The identification of profiles in reference to nicotine dependence symptoms among adolescent smokers may provide some advantages over the use of counting symptoms to measure severity without taking the type of symptoms into account. First, the identification of different symptom profiles may enable a better understanding of the possible underlying genetic and psychosocial factors of nicotine dependence [10
]. Twin studies suggest that genetically based differences in reaction to nicotine moderates the likelihood of taking up smoking [11
]. Not everybody exposed to nicotine becomes dependent. Similarly, some are stimulated by nicotine, whereas others are calmed or even depressed by it [13
]. Such differences in nicotine effects may be reflected in distinct symptom profiles. Second, classification of symptom profiles may enable the tailoring of intervention efforts to specifically target those symptoms most common among the different subtypes of adolescent smokers [14
]. To increase insights into the aetiology of nicotine dependence, as well as design optimal ways of targeting nicotine dependence among adolescent smokers, it is essential to determine early predictors of nicotine dependence symptom profiles [9
According to the Diathesis Stress model [15
], the occurrence of problem behaviours or disorders is the result of the interaction between a vulnerable hereditary predisposition and precipitating events in the environment. Assuming that differences exist in the genetic basis of symptom profiles, different personality dimensions may predict nicotine dependence profiles. Personality has a strong genetic basis [16
], and personality traits are reported to be associated with the initiation and maintenance of smoking in both adolescents and adults [19
]. More specifically, several studies have found that smokers tend to be more neurotic and more extraverted than non-smokers. One possible explanation for this is that individuals scoring high on extraversion may smoke because they seek stimulation while those scoring high on neuroticism may smoke to reduce tension and anxiety [22
]. With respect to adult smokers, researchers have suggested that, apart from smoking initiation and maintenance, personality traits such as neuroticism and extraversion may also be important in the development of dependence [25
]. Thus, the first goal of the current study is to examine the effect of extraversion and neuroticism on the development of nicotine dependence symptom profiles in adolescent smokers.
As posited by Social Cognitive Theory [27
], social environmental factors may also be important. With regard to smoking behaviour in adolescents, exposure to smoking by significant others is related to the development of nicotine dependence symptoms. Children had a higher risk of becoming nicotine dependent from adolescence to early adulthood when their mother had ever smoked, been a daily smoker, or was dependent on nicotine [28
]. Having smoking peers was also associated with higher levels of nicotine dependence in adolescents [28
]. Meanwhile, the Diathesis Stress Model indicates that the smoking of parents and peers may also exacerbate or precipitate the links between personal dispositions and nicotine dependence according to a person-environment interactional perspective.
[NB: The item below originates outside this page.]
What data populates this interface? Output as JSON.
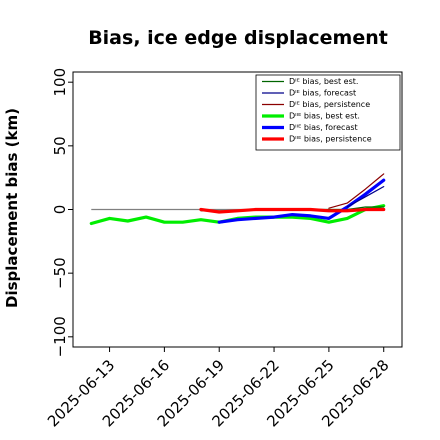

Hence, the second goal of the proposed study is to examine the additive and interactive effect of having a smoking mother or having smoking friends in addition to the personality traits of extraversion and neuroticism.
To pursue these study goals, the current study examines individual and environmental factors as possible predictors of nicotine dependence symptom profiles among adolescent smokers. A clearer understanding of these factors can provide an important foundation for and contribution to developing effective tailored intervention methods for targeting smoking among adolescents.